Germano Rigotto falou da expectativa da população em relação à obra, esperada há mais de uma década. "É uma decisão de um presidente e de um governo que sabe da importância do Rio Grande do Sul e de Santa Catarina e da necessidade de escoamento da produção da região", afirmou. Ao término da cerimônia, ao ser questionado se o fato de estar elogiando o presidente mudava alguma coisa em relação a sua defesa de saída do PMDB do governo Rigotto assegurou que não. "Não tem nada a ver uma coisa com outra", disse. "Apoiar governabilidade e apoiar projetos bons do governo, não precisa de cargo para isso, não precisa de favores para isso. O que precisa é tirar esse rótulo de fisiologismo, de clientelismo que tem caracterizado o PMDB ao longo desse anos".

Rigotto, que assim como Luiz Henrique, embarcou com Lula para a segunda cerimônia de início de obras da BR-101, agora no trecho catarinense, nas proximidades de Florianópolis, comentou que disse a Lula, antes de ele assumir a presidência, que ele não deveria misturar questão de cargos com o apoio do PMDB porque isso seria ruim para o governo dele e também para o PMDB. "Eu continuo com a mesma posição. O PMDB tem de ter a sua identidade própria, tem de ter os seus projetos nacionais", observou. "Agora, o PMDB hoje é um partido que não respeitam. Por quê? Porque é um partido que, ao longo desses anos, tem ficado muito menos preocupado em ter um projeto seu e mais preocupado em ir a reboque de outros, principalmente disputando espaços, cargos e funções do governo, e isso não é bom", completou.

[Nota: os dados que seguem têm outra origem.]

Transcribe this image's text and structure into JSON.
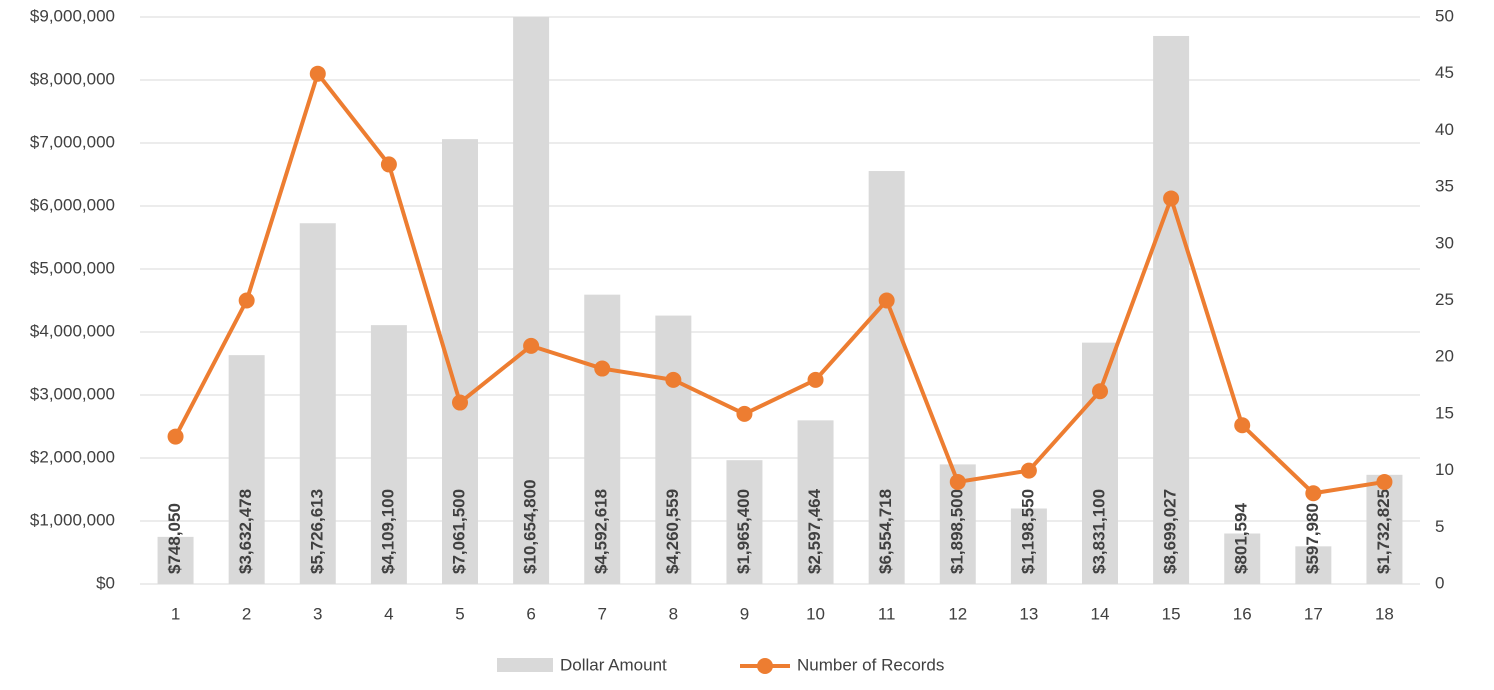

Sobre as denúncias de que uma das empresas do ministro das Comunicações, Eunício Oliveira, do PMDB (a Confederal), estava sob a mira da Justiça por desvio de verbas públicas em concorrências irregularidades, o governador do Rio Grande do Sul declarou que não cabia a ele analisar o que não conhece. Mas ressalvou que, "em qualquer setor da vida pública, obrigatoriamente, deve haver uma investigação com possibilidade de ampla defesa, mas havendo responsabilidade na punição."